Thursday, June 24, 2010

Father Forgive Me

I wrote most of this blog entry on March 25th but never posted it. Never felt done to me; something was missing. After talking with a friend yesterday, we stumbled onto the one missing fragment that would make all this bind together.

"Father forgive me." I remember saying that to the priest every week when I was a kid. In case I haven't mentioned or you forgot, I grew up Roman Catholic. The whole confession thing made a huge impression on me, a scar that had been with me up until recently. Forgiveness was earned. That was the truth seared into my soul. There were hoops to jump through, it was all about religion. That was the impression the practice of confession and penance left upon my adolescent mind. Do what it takes to keep God happy.
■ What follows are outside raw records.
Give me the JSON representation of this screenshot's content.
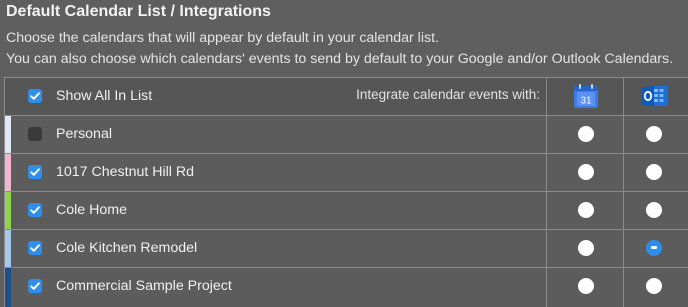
{
  "title": "Default Calendar List / Integrations",
  "description": [
    "Choose the calendars that will appear by default in your calendar list.",
    "You can also choose which calendars' events to send by default to your Google and/or Outlook Calendars."
  ],
  "header": {
    "show_all_label": "Show All In List",
    "show_all_checked": true,
    "integrate_label": "Integrate calendar events with:",
    "google_icon": "google-calendar-icon",
    "google_icon_text": "31",
    "outlook_icon": "outlook-calendar-icon"
  },
  "calendars": [
    {
      "label": "Personal",
      "checked": false,
      "color": "#dfe8f4",
      "google": false,
      "outlook": false
    },
    {
      "label": "1017 Chestnut Hill Rd",
      "checked": true,
      "color": "#f3b6cf",
      "google": false,
      "outlook": false
    },
    {
      "label": "Cole Home",
      "checked": true,
      "color": "#8fd34f",
      "google": false,
      "outlook": false
    },
    {
      "label": "Cole Kitchen Remodel",
      "checked": true,
      "color": "#a7c7ea",
      "google": false,
      "outlook": true
    },
    {
      "label": "Commercial Sample Project",
      "checked": true,
      "color": "#1f4f88",
      "google": false,
      "outlook": false
    }
  ],
  "colors": {
    "background": "#5f5f5f",
    "accent": "#2f8eea",
    "border": "#8b8b8b"
  }
}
Of course, I am not knocking confession. That is a necessity for a transparent, authentic relationship. We are to confess to one another; it is the idea that someone doles out forgiveness or the steps to forgiveness in the place of God. In fact, there's only supposed to be one intermediary between God and man...but I digress slightly.

Confession is for God. If we confess our sins, He is faithful and forgives our sins. No mention of Hail Marys, rosaries, or Our Fathers. Just forgiveness. Grace given to us from the hand of God.

This is an idea that struck me as I was reading about David and Bathsheba. When confronted by Nathan, David says "I have sinned against the Lord." Not that he hadn't also sinned against Bathsheba, Uriah, Joab, and even Nathan as he indignantly lied to his face. But David knew where forgiveness started.
Against you, you only, have I sinned and done what is evil in your sight, so that you are proved right when you speak and justified when you judge. - Psalm 51:4

With my new perspective, when I read the account of David and Nathan I understand why David came to this conclusion. God had anointed David king. He delivered him from the hand of Saul. God gave him the house of Israel and Judah. If that wasn't enough, He then promised if that was too little David would have been given more. David was thumbing his nose at God and defying His law. As if David made his own way as king. Or as if he could now go his own way. It was a bold faced denial of God's sovereign power in his life. Like a dare. I dare you God to take it away.

I did the same thing. Ignored God. Put my pursuit of Him on hold. Denied my heart for Him and made the pursuit of my happiness the main thing. It worked out poorly for David and likewise it worked out poorly for me.

My pursuit of happiness caused me to focus on everyone else's sins. How my wife was wronging me. Perceived betrayal by friends. Anyone who tried to get in my way was automatically deemed wrong. Didn't matter what they said.

So it is from this vantage point that I understand David's seemingly oblivious words that it was against God alone that he sinned. Until I sought forgiveness from God, I was incapable of seeking forgiveness from anyone else. That realization had to be first. It's the lynch pin. Without God's forgiveness nothing else of value can happen. Against him alone had I sinned.

It did not just apply to seeking forgiveness, but offering it as well. I could not genuinely offer my wife my forgiveness until I was forgiven by God. I could not forgive others until I had received the grace that God promises.

I would always say I'd forgiven my wife. In truth I was just burying it. You're supposed to look the part of the happy, well-adjusted couple, right? That was the mask I was wearing. The pit I was stuck in. Mr. Forgiveness. Only it was a facade. My expectations of her were still intact. I wanted to say I'd forgiven because I wanted to get.

For me it was a hard place to get to, receiving God's grace. Accepting myself, imperfections and all. Realizing God loves me and knows all about the imperfections. He wants to grow me beyond them, but first I have to acknowledge awareness of my weaknesses and lay them at His feet. Stop only playing the part and put the mask away.

One of the results of finally being able to accept and live in the grace and mercy of God has been a return of my love for people. Not a selfish love because of the affirmation or affection I could get, but love born out of love and forgiveness. He who is forgiven much forgives much. By gratefully receiving, I have a greater desire to give. It is freedom - freedom from expectations, freedom from worldly measures of wealth, freedom from the mask - free to be who God made me. All because I accepted a forgiveness that I didn't earn.